The centerpiece of dismay: a modular unit, formerly used as a classroom at Colonial Heights Middle School, that officials placed in front of the shelter facility. Critics, many of whom self-identify as animal rights advocates and shelter volunteers, immediately found fault with the structure — its appearance, where it was placed, its cinder block foundation and lack of a porch or steps.
It has just been moved to the site. The county isn’t finished with the project. And it wasn’t a surprise.
County officials have publicly stated their goal was to add a new administrative and visitors area which would serve as a new main entrance to the shelter. And they said they planned to start by locating a used modular unit in front of the current facility.The goal is threefold: Get the offices and visitors’ first impressions out of the main facility where the animals are kept; in turn, free up space within the shelter to add room for cats; and eliminate a “bottleneck” that is the current entrance — which is narrow and often can have incoming animals, outgoing animals, volunteers, employees and potential adopters all mingling in close quarters.

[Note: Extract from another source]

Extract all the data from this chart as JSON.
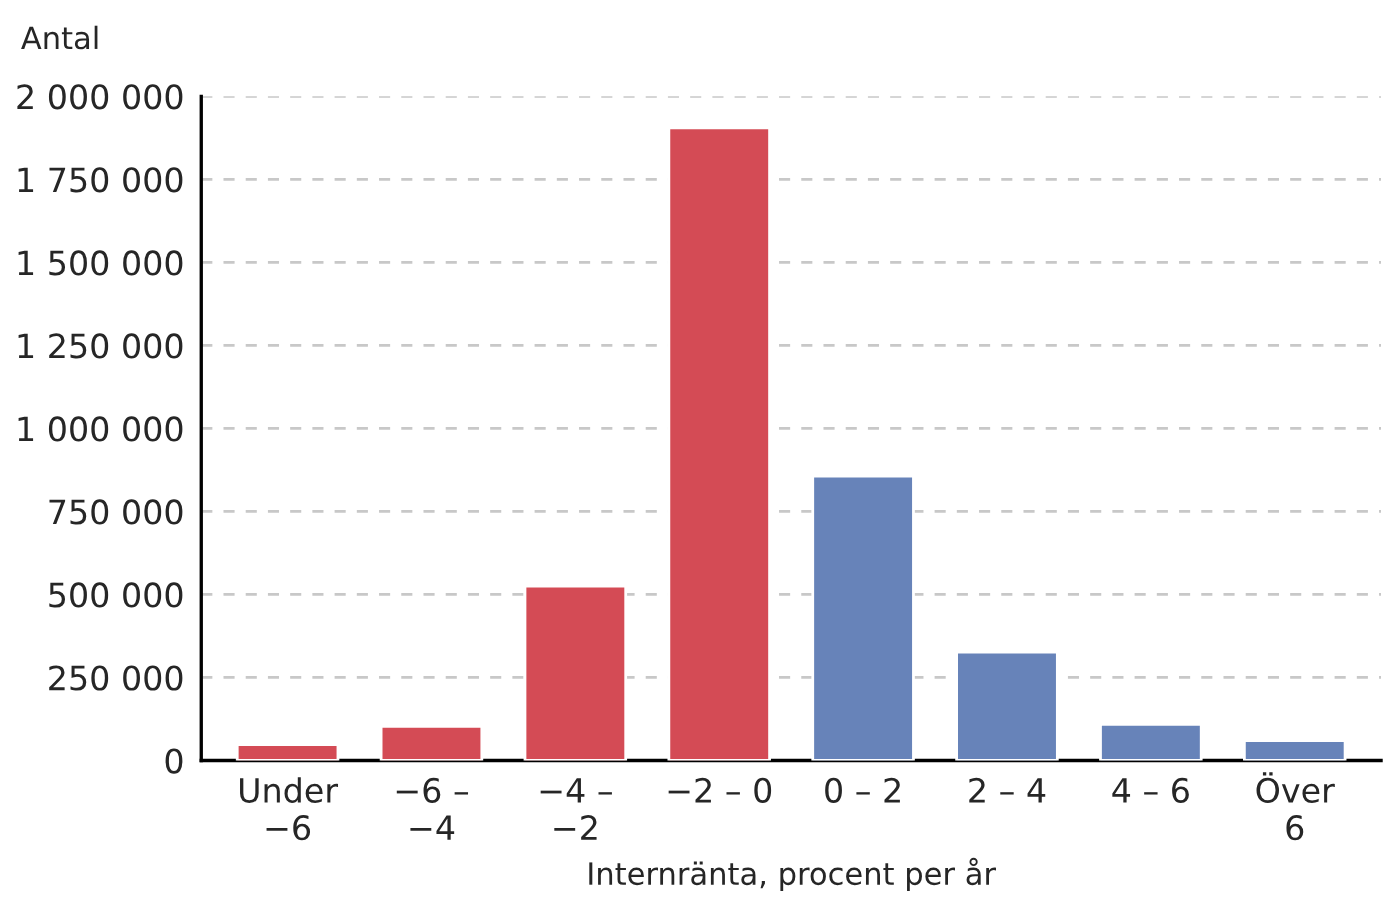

According to public records, the school system gave the modular unit to the county, which spent about $5,000 to pay a contractor to move it from the school to the shelter and to place it on the foundation. The exact spot was determined by how best to avoid power lines and in-ground pipes that service the main facility.
Much of the rest of the work will be performed by county maintenance staff, who are also busy on other projects. But the list of things to be done now to the much maligned modular unit include: power-washing and painting the exterior; gutting the interior; and installing new floors and new partitions. Outside work to be done includes: construction of ADA-compliant access to the unit’s entrance; the addition of underpinning; and the enclosure of what is now an open area between the modular unit and the front door of the shelter.
Work on the modular unit is expected to take a couple of weeks and cost another $5,000.
The information above is based on a public discussion of the issue by multiple officials during a Sullivan County Budget Committee meeting on Thursday.
During that meeting, Director of Schools Evelyn Rafalowski asked if the county would like to have any more modular units because the school system has several available.
Commissioner Angie Stanley said she had taken the time to go to the animal shelter to see for herself what was up with the modular unit.
Stanley indicated she was pleased with what she saw.
“It’s a big improvement from what we’ve got,” Stanley said, adding she had also toured the main shelter and found it to be clean throughout.
Having workers on the scene explain to her how the plan calls for enclosing the current entrance area (roughly following the path of a current awning) helped her gain enthusiasm for the concept.